The morning after the last day I attended this school, I got on the city bus and rode to school, reading an Isaac Asimov book. The ride was maybe ten minutes but could be boring without a book so I never missed having one with me. I was so young.
I got off the bus that morning at Selden. Went east for half a dozen blocks till I got to Miracles Blvd. The walk was slushy and wet with a winter snow that was on its way to melt.
Ahead of me, I could hear noise - bunch of teenaged boys on the overpass. I slowed down, hoping they'd take off before I got there. I was within about half a block, watching warily and wondering if I had the guts to cross that bridge. Whatever was going on wasn't good. Then, as I watched, a bunch of the boys in the group picked up another boy and heaved him over the side of the overpass onto the freeway below.
I must have lost my book then because I didn't have it with me when I got home. I turned around and walked back the way I came. I didn't catch a bus when I got to Trumbull. I didn't come out of my room for three or four days - I don't really remember for sure exactly how many. I refused to go back to the school. Up till then, I'd been a pretty easy-going kid but nothing my mother could say or do was going to make me go back over that overpass again.

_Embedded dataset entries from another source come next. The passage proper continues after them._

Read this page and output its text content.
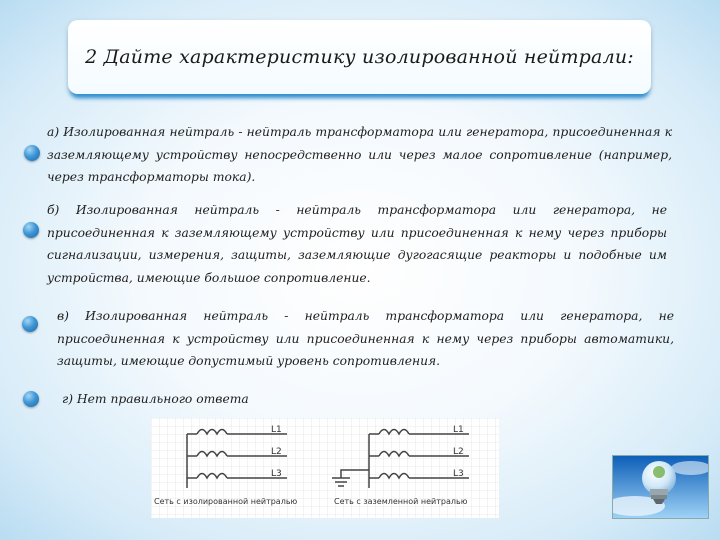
2 Дайте характеристику изолированной нейтрали:
а) Изолированная нейтраль - нейтраль трансформатора или генератора, присоединенная к заземляющему устройству непосредственно или через малое сопротивление (например, через трансформаторы тока).
б) Изолированная нейтраль - нейтраль трансформатора или генератора, не присоединенная к заземляющему устройству или присоединенная к нему через приборы сигнализации, измерения, защиты, заземляющие дугогасящие реакторы и подобные им устройства, имеющие большое сопротивление.
в) Изолированная нейтраль - нейтраль трансформатора или генератора, не присоединенная к устройству или присоединенная к нему через приборы автоматики, защиты, имеющие допустимый уровень сопротивления.
г) Нет правильного ответа
L1
L2
L3
L1
L2
L3
Сеть с изолированной нейтралью	Сеть с заземленной нейтралью
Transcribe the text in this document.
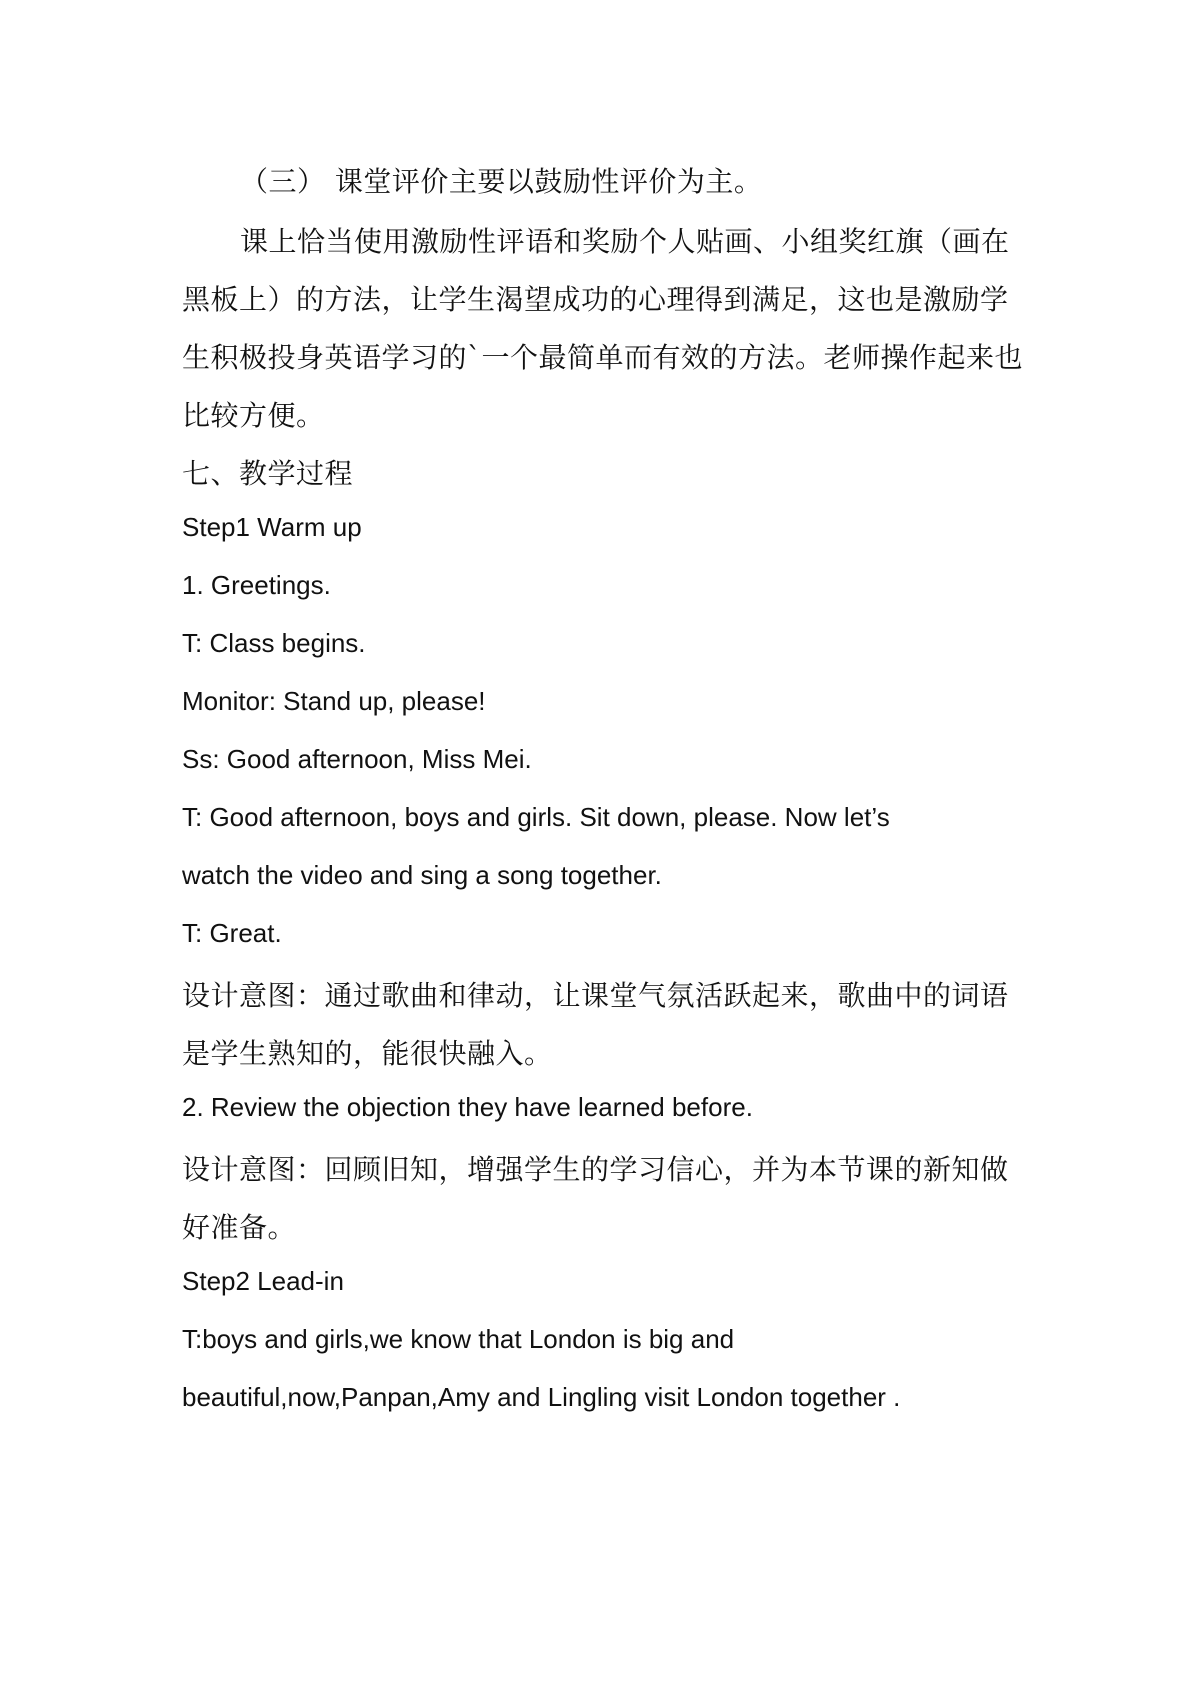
（三） 课堂评价主要以鼓励性评价为主。
课上恰当使用激励性评语和奖励个人贴画、小组奖红旗（画在
黑板上）的方法，让学生渴望成功的心理得到满足，这也是激励学
生积极投身英语学习的`一个最简单而有效的方法。老师操作起来也
比较方便。
七、教学过程
Step1 Warm up
1. Greetings.
T: Class begins.
Monitor: Stand up, please!
Ss: Good afternoon, Miss Mei.
T: Good afternoon, boys and girls. Sit down, please. Now let’s
watch the video and sing a song together.
T: Great.
设计意图：通过歌曲和律动，让课堂气氛活跃起来，歌曲中的词语
是学生熟知的，能很快融入。
2. Review the objection they have learned before.
设计意图：回顾旧知，增强学生的学习信心，并为本节课的新知做
好准备。
Step2 Lead-in
T:boys and girls,we know that London is big and
beautiful,now,Panpan,Amy and Lingling visit London together .
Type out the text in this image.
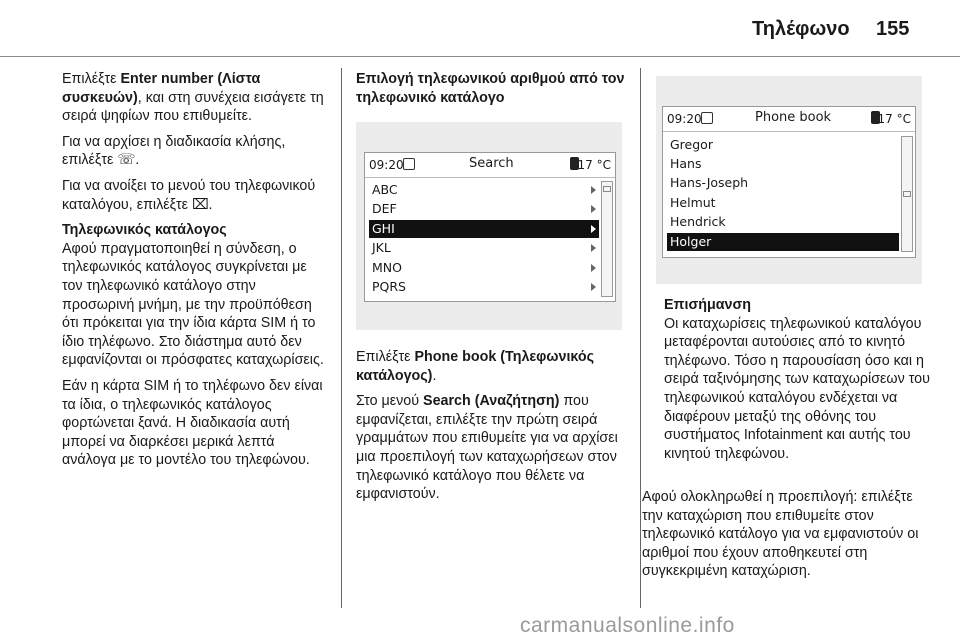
Τηλέφωνο 155

Επιλέξτε Enter number (Λίστα συσκευών), και στη συνέχεια εισάγετε τη σειρά ψηφίων που επιθυμείτε.

Για να αρχίσει η διαδικασία κλήσης, επιλέξτε ☏.

Για να ανοίξει το μενού του τηλεφωνικού καταλόγου, επιλέξτε ⌧.

Τηλεφωνικός κατάλογος

Αφού πραγματοποιηθεί η σύνδεση, ο τηλεφωνικός κατάλογος συγκρίνεται με τον τηλεφωνικό κατάλογο στην προσωρινή μνήμη, με την προϋπόθεση ότι πρόκειται για την ίδια κάρτα SIM ή το ίδιο τηλέφωνο. Στο διάστημα αυτό δεν εμφανίζονται οι πρόσφατες καταχωρίσεις.

Εάν η κάρτα SIM ή το τηλέφωνο δεν είναι τα ίδια, ο τηλεφωνικός κατάλογος φορτώνεται ξανά. Η διαδικασία αυτή μπορεί να διαρκέσει μερικά λεπτά ανάλογα με το μοντέλο του τηλεφώνου.

Επιλογή τηλεφωνικού αριθμού από τον τηλεφωνικό κατάλογο
09:20	Search	17 °C
ABC
DEF
GHI
JKL
MNO
PQRS

Επιλέξτε Phone book (Τηλεφωνικός κατάλογος).

Στο μενού Search (Αναζήτηση) που εμφανίζεται, επιλέξτε την πρώτη σειρά γραμμάτων που επιθυμείτε για να αρχίσει μια προεπιλογή των καταχωρήσεων στον τηλεφωνικό κατάλογο που θέλετε να εμφανιστούν.

09:20	Phone book	17 °C
Gregor
Hans
Hans-Joseph
Helmut
Hendrick
Holger

Επισήμανση

Οι καταχωρίσεις τηλεφωνικού καταλόγου μεταφέρονται αυτούσιες από το κινητό τηλέφωνο. Τόσο η παρουσίαση όσο και η σειρά ταξινόμησης των καταχωρίσεων του τηλεφωνικού καταλόγου ενδέχεται να διαφέρουν μεταξύ της οθόνης του συστήματος Infotainment και αυτής του κινητού τηλεφώνου.

Αφού ολοκληρωθεί η προεπιλογή: επιλέξτε την καταχώριση που επιθυμείτε στον τηλεφωνικό κατάλογο για να εμφανιστούν οι αριθμοί που έχουν αποθηκευτεί στη συγκεκριμένη καταχώριση.
carmanualsonline.info
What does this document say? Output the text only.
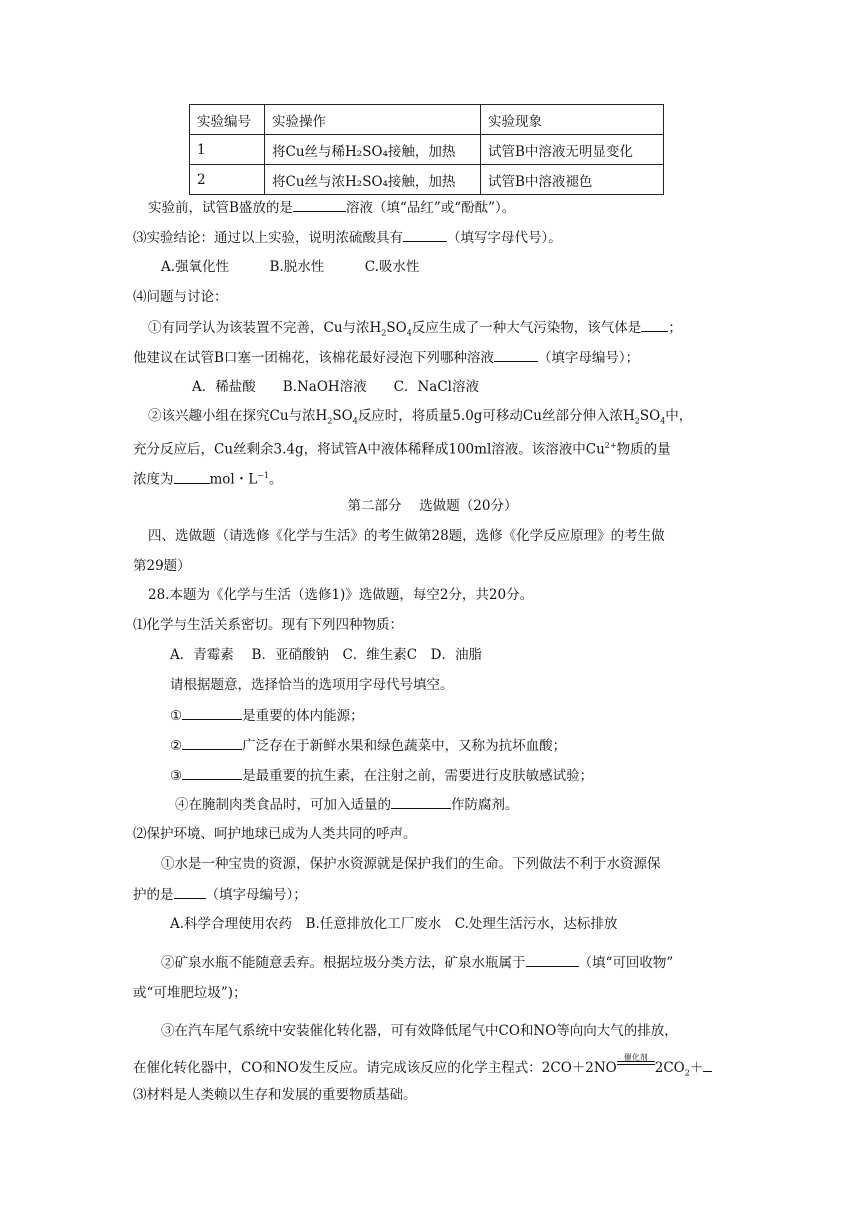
实验编号	实验操作	实验现象
1	将Cu丝与稀H₂SO₄接触，加热	试管B中溶液无明显变化
2	将Cu丝与浓H₂SO₄接触，加热	试管B中溶液褪色
实验前，试管B盛放的是	溶液（填“品红”或“酚酞”）。
⑶实验结论：通过以上实验，说明浓硫酸具有	（填写字母代号）。
A.强氧化性　　　B.脱水性　　　C.吸水性
⑷问题与讨论：
①有同学认为该装置不完善，Cu与浓$H_2SO_4$反应生成了一种大气污染物，该气体是 ；
他建议在试管B口塞一团棉花，该棉花最好浸泡下列哪种溶液	（填字母编号）；
A．稀盐酸　　B.NaOH溶液　　C．NaCl溶液
②该兴趣小组在探究Cu与浓$H_2SO_4$反应时，将质量5.0g可移动Cu丝部分伸入浓$H_2SO_4$中，
充分反应后，Cu丝剩余3.4g，将试管A中液体稀释成100ml溶液。该溶液中$Cu^{2+}$物质的量
浓度为	mol・$L^{-1}$。
第二部分　 选做题（20分）
四、选做题（请选修《化学与生活》的考生做第28题，选修《化学反应原理》的考生做
第29题）
28.本题为《化学与生活（选修1)》选做题，每空2分，共20分。
⑴化学与生活关系密切。现有下列四种物质：
A．青霉素　 B．亚硝酸钠　C．维生素C　D．油脂
请根据题意，选择恰当的选项用字母代号填空。
①	是重要的体内能源；
②	广泛存在于新鲜水果和绿色蔬菜中，又称为抗坏血酸；
③	是最重要的抗生素，在注射之前，需要进行皮肤敏感试验；
④在腌制肉类食品时，可加入适量的	作防腐剂。
⑵保护环境、呵护地球已成为人类共同的呼声。
①水是一种宝贵的资源，保护水资源就是保护我们的生命。下列做法不利于水资源保
护的是 （填字母编号）；
A.科学合理使用农药　B.任意排放化工厂废水　C.处理生活污水，达标排放
②矿泉水瓶不能随意丢弃。根据垃圾分类方法，矿泉水瓶属于	（填“可回收物”
或“可堆肥垃圾”)；
③在汽车尾气系统中安装催化转化器，可有效降低尾气中CO和NO等向向大气的排放，
在催化转化器中，CO和NO发生反应。请完成该反应的化学主程式：2CO＋2NO
催化剂
$2CO_2+$
⑶材料是人类赖以生存和发展的重要物质基础。
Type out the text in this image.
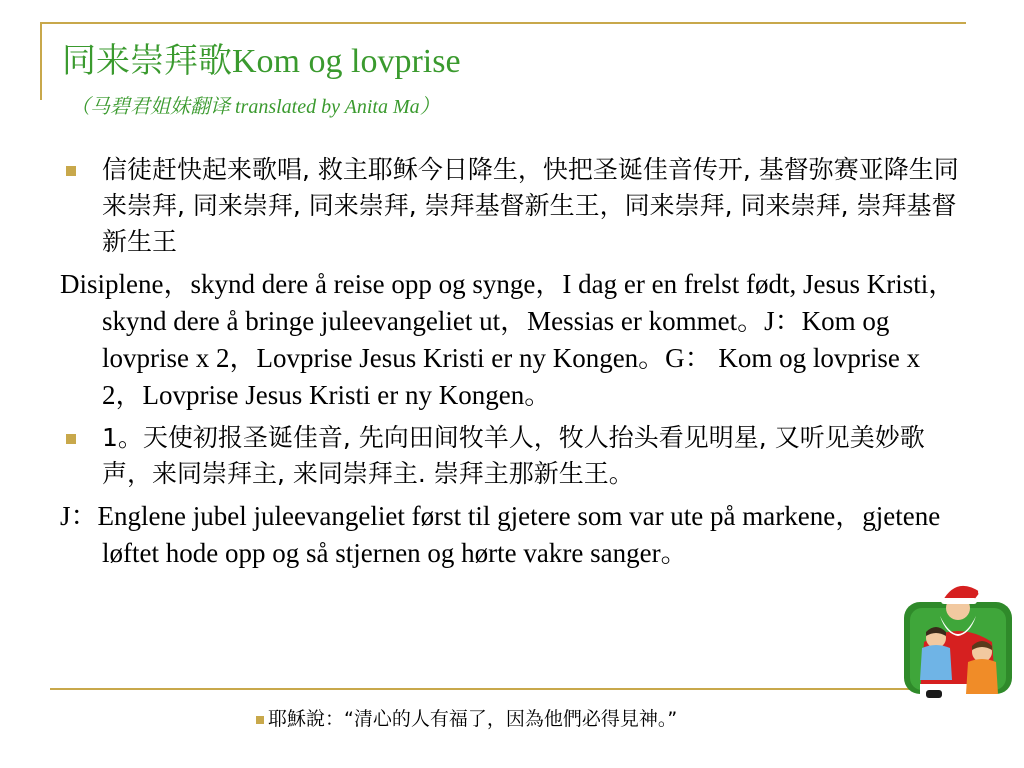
同来崇拜歌Kom og lovprise
（马碧君姐妹翻译 translated by Anita Ma）
信徒赶快起来歌唱, 救主耶稣今日降生，快把圣诞佳音传开, 基督弥赛亚降生同来崇拜, 同来崇拜, 同来崇拜, 崇拜基督新生王，同来崇拜, 同来崇拜, 崇拜基督新生王
Disiplene，skynd dere å reise opp og synge，I dag er en frelst født, Jesus Kristi，skynd dere å bringe juleevangeliet ut，Messias er kommet。J：Kom og lovprise x 2，Lovprise Jesus Kristi er ny Kongen。G： Kom og lovprise x 2，Lovprise Jesus Kristi er ny Kongen。
1。天使初报圣诞佳音, 先向田间牧羊人，牧人抬头看见明星, 又听见美妙歌声，来同崇拜主, 来同崇拜主. 崇拜主那新生王。
J：Englene jubel juleevangeliet først til gjetere som var ute på markene，gjetene løftet hode opp og så stjernen og hørte vakre sanger。
耶穌說：“清心的人有福了，因為他們必得見神。”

Half a mile or so after I first spotted the building yesterday, I turned around and wound my way back and checked and sure enough, Jefferson Junior High. I parked. Sat and thought. Wondered, as I have over and over again over the years, how something like that could have happened. I was never able to clearly picture any of the kids on that overpass that day - wasn't even sure they were all boys, but the majority of them were. The sounds of their anger - that I remember a lot more clearly than anything else. I took a couple of pictures. Thought about going inside but couldn't really think of a good reason to do so. Not even sure I could have gotten out of the car.
After a bit, two young girls walked past - one of them hollered at me, "Hey, lady, whatcha doing?" I hollered back, "Waiting for you to smile!" She did, I did, I snapped a photograph, put the car in drive and went home.